As good as it may sound, residual debt insurance is not worth it. It’s expensive, and most claims end up in disputes.
New regulations regarding residual debt insurance
- Since July 2022, the commission the bank receives from selling residual debt insurance has been capped at 2.5% of the loan amount.
- Since 1 January 2025, you can take out residual debt insurance seven days after taking out the loan (Future Financing Act). This way, it’s clear to the borrower that taking out residual debt insurance has nothing to do with the loan and its conditions. If you get residual debt insurance before 7 days of taking out the loan, the insurance contract is void, and you get the money back.
Is residual debt insurance worth it in Germany?
No, residual debt insurance isn’t worth it for the following reasons.
- It’s expensive
- The insurance contract has many clauses that limit the insurance benefits and the scenarios in which you can claim it.
- Most claims end up in disputes.
- You usually buy the insurance from the bank together with the loan. Thus, you don’t have the option to compare and find the right policy for you.
- Bank consultants are not insurance experts. They can not provide you with professional advice or determine if you really need the insurance.

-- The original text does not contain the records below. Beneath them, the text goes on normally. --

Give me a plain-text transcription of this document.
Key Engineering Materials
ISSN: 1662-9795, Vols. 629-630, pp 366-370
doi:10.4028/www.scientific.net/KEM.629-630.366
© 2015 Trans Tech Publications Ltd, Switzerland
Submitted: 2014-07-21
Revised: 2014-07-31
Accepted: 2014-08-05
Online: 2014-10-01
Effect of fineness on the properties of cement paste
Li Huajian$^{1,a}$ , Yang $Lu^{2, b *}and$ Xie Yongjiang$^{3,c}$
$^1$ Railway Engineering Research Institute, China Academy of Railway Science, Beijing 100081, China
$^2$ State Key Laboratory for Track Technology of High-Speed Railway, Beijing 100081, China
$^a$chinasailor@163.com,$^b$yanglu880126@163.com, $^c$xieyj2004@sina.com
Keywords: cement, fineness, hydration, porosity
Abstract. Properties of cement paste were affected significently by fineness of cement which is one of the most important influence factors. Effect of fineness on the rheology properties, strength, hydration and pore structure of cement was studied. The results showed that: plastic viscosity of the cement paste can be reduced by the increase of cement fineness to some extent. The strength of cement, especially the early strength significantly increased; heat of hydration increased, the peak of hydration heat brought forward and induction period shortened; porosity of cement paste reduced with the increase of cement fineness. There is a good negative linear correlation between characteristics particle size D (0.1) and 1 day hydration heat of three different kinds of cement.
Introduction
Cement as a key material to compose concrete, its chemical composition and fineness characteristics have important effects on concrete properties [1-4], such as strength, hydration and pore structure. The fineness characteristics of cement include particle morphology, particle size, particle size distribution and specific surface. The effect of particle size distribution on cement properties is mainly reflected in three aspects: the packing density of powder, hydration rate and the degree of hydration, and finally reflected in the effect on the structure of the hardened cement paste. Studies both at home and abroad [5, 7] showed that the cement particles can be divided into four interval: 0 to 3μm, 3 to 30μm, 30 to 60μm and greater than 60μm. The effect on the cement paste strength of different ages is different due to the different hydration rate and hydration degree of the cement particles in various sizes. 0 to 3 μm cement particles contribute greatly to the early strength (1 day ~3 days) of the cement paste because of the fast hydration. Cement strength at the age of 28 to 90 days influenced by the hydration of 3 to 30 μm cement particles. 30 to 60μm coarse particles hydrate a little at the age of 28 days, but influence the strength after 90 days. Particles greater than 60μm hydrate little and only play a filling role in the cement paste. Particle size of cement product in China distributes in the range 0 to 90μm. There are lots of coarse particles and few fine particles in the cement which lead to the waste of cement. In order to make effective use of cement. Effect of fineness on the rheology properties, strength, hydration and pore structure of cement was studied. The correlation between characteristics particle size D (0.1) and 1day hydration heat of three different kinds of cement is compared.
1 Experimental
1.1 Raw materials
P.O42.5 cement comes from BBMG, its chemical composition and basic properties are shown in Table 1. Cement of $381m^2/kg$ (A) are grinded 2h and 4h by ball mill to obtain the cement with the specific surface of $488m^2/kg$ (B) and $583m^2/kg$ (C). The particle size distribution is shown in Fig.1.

As per the data from the German federal government, the residual debt insurance companies covered the loan installment of only 0.3% of the contracts [2].
Why do banks and loan consultants pressure you to take residual debt insurance?
Residual debt insurance (Restschuldversicherung) is a very profitable business for banks. According to Bafin (the banking supervisory authority), banks received more than 50% of the insurance premiums as commission in 2019.
So, you can imagine why your bank consultant is so keen on selling you residual debt insurance.
Is taking residual debt insurance compulsory?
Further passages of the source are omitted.